The artist was criticised as ‘arrogant’ by a prominent member of the academy that awards the prize last week, having failed to respond to repeated calls. Even a brief acknowledgement of the award was removed from his website soon after it appeared.
But, in a call with Sara Danius, the permanent secretary of the Swedish Academy, Dylan said: ‘I appreciate the honour so much,’ adding: ‘The news about the Nobel prize left me speechless.’
And, in a separate interview with the Daily Telegraph - his first since the award - he said he would ‘absolutely’ attend an award ceremony ‘if it’s at all possible’. Dylan told the paper: ‘It’s hard to believe … amazing, incredible. Whoever dreams about something like that?’
The Nobel Foundation, which released details of Dylan’s conversation with Danius on Friday, said it had not yet been decided if the artist would ‘attend any events during the Nobel week in Stockholm in December’.
‘The Nobel Foundation will share information as soon as it is available.’ Dylan’s spokesman did not respond to requests for clarification.

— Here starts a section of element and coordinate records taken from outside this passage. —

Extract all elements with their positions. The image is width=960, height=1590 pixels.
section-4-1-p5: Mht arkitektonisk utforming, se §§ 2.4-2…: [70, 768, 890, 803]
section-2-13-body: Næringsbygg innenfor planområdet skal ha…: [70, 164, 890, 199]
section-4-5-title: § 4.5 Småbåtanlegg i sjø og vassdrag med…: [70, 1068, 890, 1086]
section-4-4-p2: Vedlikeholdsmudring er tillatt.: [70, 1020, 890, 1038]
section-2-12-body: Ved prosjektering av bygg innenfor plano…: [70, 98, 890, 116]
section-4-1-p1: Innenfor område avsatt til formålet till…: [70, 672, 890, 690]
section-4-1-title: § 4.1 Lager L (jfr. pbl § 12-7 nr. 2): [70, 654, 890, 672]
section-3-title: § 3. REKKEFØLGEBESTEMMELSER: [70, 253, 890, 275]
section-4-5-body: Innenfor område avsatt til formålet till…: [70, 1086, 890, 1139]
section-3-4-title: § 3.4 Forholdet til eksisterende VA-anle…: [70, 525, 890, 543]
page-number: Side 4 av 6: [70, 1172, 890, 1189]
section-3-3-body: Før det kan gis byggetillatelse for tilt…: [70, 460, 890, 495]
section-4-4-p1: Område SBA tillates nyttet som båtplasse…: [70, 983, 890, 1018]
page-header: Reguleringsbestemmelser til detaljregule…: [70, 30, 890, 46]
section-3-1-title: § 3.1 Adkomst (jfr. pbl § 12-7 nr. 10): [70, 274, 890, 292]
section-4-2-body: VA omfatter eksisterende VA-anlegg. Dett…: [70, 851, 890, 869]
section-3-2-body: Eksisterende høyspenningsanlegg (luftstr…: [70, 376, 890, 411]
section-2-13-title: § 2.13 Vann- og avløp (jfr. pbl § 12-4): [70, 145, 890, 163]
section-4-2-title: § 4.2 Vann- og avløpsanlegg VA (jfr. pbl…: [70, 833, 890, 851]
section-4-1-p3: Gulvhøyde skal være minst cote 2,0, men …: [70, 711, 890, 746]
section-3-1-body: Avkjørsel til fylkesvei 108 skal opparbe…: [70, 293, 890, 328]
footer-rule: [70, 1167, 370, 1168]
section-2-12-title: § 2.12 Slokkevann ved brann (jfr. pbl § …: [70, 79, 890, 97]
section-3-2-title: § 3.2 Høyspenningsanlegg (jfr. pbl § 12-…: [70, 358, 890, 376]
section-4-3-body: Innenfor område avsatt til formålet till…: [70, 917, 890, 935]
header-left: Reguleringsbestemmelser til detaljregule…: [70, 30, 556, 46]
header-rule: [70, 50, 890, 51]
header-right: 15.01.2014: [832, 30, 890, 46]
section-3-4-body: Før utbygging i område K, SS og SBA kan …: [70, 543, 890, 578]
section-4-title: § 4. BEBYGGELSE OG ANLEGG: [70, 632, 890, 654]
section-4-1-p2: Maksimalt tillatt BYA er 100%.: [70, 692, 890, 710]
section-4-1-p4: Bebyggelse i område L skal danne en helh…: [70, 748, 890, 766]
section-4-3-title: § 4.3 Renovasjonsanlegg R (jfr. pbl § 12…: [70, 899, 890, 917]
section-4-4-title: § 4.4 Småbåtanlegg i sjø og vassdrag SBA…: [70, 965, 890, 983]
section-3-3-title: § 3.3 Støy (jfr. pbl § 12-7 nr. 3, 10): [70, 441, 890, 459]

Making the award announcement, Danius compared Dylan’s work to that of ancient Greek writers Homer and Sappho. Asked about the comparison, Dylan said: ‘I suppose so, in some way. Some [of my own] songs - ‘Blind Willie’, ‘The Ballad of Hollis Brown’, ‘Joey’, ‘A Hard Rain’, ‘Hurricane’ and some others - definitely are Homeric in value.’
He declined to remark on the meanings of those songs, however. ‘I’ll let other people decide what they are,’ he said. ‘The academics, they ought to know. I’m not really qualified. I don’t have any opinion.’
‘There’s a certain intensity in writing a song,’ he added. ‘You have to keep in mind why you are writing it and for who and what for.’
The singer also tied songwriting to his interests in painting and sculpting, though he recognized that not all of his ambitions would achieve the same success as his music.
‘I’d like to drive a race car on the Indianapolis track. I’d like to kick a field goal in an NFL football game. I’d like to be able to hit a hundred-mile-an-hour baseball. But you have to know your place.’ he said. ‘There might be some things that are beyond your talents.
‘Everything worth doing takes time. You have to write a hundred bad songs before you write one good one. And you have to sacrifice a lot of things that you might not be prepared for. Like it or not, you are in this alone and have to follow your own star.’
The academy announced that Dylan would be awarded the prize on 13 October, saying he had ‘created new poetic expressions within the great American song tradition’.
But that was followed by silence, leading to criticism of Dylan and speculation over whether or not he would even accept the honour. On the night that the announcement was made, Dylan played a gig in Las Vegas but did not refer to the news.
A week later, the words ‘winner of the Nobel prize in literature’ appeared on his website, along with a promotion of a new book of his lyrics. But that had been taken down by the next day.
Soon afterwards, in comments broadcast on a Swedish television station, the writer and academy member Per Wastberg said Dylan’s failure to respond to overtures was ‘impolite and arrogant’ and put the academy in an ‘unprecedented situation’.